How interesting that the catastrophic economic mistake that helped give birth to fascism in Europe has been given new life by a wannabe fascist dictator in the U.S.

The U.S. government did not succeed in strong-arming nations into unfair trade deals in the 1930s, and it won't do it today either.

Using government force to protect American workers from foreign competition will always lead to the same results: less trade. And possibly fascism. At the very least, America will once again lose out on the productivity gains and price decreases that trade creates.

Watching poor Americans struggle is not easy

The truth is that while most workers will find more productive jobs, some will not. All the cheap cellphones in the world can't console someone who's lost a job and can't find another one.

High levels of debt, copious regulations and high corporate taxes mean the American economy is not yet growing fast enough to absorb all of the workers displaced by global trade and automation.

Trade does increase average worker productivity, but unfortunately that means workers who are not able to improve their own productivity are left out in the cold. When the factory closes and the 53 year-old diabetic factory worker with no degree, no computer skills and a mortgage loses his job, no amount of Wal-Mart's everyday low prices will soothe that loss.

First we need to recognize that international trade has been an unmitigated success at increasing American prosperity on net. But then we need to stop pretending that free trade is a good deal for everyone. Automation has displaced many workers, particularly those with low skills and low education. If we're going to take advantage of the tremendous on-net benefits from trade, the least we can do as a country is to make sure everyone benefits on net.

We should replace our hole-ridden patchwork of wasteful welfare programs with a well-functioning safety net, one built on human volition rather than force and one that energizes the extraordinary generosity of the American people. This would be a much better move for the Americans displaced by trade than Trump's disastrous plans.

Ironically, the very people who oppose a government-provided social safety net because they object to helping a small number of Americans at the expense of everyone else want to do exactly that by restricting trade. But unlike public assistance, trade barriers have a storied history of tanking economic growth.

Protectionism won't bring back jobs

If Trump gets his way, those jobs aren't coming back.

First, they're not coming back because they never left. Unless Trump wants to go around smashing robots, repetitive, low-skill jobs are not the future of the American workforce. And thank God. Restricting trade to protect jobs is choosing lots of work and little money over lots of money and little work.
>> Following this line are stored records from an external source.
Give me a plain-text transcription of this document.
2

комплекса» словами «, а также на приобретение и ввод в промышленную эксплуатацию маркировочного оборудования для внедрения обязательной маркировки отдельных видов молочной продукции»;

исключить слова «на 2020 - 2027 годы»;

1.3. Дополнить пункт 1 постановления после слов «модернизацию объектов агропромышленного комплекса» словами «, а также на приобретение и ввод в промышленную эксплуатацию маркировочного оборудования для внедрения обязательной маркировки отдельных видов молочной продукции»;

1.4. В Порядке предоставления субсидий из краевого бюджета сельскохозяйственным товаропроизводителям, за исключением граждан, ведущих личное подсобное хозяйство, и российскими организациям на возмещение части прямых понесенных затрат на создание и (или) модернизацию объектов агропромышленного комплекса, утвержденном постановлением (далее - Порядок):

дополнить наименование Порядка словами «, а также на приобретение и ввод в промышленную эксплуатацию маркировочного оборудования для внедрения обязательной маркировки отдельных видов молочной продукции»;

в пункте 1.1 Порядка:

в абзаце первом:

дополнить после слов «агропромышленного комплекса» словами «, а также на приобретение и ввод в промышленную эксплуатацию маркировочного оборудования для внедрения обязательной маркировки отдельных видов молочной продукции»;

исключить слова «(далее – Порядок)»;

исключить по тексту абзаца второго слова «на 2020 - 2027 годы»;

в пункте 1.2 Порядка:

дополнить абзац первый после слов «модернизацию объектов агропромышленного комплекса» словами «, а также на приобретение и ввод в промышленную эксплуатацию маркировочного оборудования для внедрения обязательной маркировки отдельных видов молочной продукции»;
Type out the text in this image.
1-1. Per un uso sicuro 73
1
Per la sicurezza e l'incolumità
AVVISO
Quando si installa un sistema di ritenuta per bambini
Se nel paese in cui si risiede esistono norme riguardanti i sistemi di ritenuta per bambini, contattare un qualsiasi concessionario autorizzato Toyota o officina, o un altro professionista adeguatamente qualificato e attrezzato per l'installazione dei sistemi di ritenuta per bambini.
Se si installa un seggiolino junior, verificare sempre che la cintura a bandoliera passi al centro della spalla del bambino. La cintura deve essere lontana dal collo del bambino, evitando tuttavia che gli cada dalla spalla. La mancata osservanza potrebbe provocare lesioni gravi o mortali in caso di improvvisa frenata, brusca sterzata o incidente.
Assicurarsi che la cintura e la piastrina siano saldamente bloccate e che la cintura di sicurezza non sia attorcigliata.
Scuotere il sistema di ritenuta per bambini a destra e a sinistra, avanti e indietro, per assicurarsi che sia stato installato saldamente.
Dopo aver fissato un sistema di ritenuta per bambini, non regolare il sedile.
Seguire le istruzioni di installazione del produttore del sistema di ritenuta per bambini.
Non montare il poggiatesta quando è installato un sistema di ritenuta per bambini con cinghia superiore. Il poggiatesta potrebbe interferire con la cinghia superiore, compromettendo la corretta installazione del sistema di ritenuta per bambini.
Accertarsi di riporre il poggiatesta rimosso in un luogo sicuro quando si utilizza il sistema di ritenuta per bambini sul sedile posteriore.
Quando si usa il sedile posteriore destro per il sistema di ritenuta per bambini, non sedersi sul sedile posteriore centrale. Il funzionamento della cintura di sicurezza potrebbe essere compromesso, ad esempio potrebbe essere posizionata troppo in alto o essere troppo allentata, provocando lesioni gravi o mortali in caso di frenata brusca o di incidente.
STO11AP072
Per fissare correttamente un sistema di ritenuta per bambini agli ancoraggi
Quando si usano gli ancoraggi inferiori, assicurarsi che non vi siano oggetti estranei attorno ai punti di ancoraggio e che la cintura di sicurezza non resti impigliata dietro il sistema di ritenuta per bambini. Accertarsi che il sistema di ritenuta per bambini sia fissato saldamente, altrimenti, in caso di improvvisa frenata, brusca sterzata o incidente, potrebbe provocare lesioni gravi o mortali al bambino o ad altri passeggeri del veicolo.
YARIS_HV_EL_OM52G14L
Furthermore, what's ironic about Trump selling protectionist trade restrictions as a solution to American poverty is that protectionism raises prices on household necessities, which hits poor Americans first and hardest.

The only thing that is sure to happen as a result of the U.S. erecting barriers to trade is that the U.S. will trade less with the rest of the world. The U.S. will not succeed in strong-arming nations into unfair trade deals. Global trade will continue with or without the U.S.

We cannot sacrifice economic growth to protect jobs that are not productive by hamstringing our ability to take advantage of gains from trade. Doing so is sacrificing the entire country for a small group. Instead, we should take care of the people trade left behind while innovating and growing the economy on net by trading with all nations.

Cathy Reisenwitz is editor-in-chief of Sex and the State.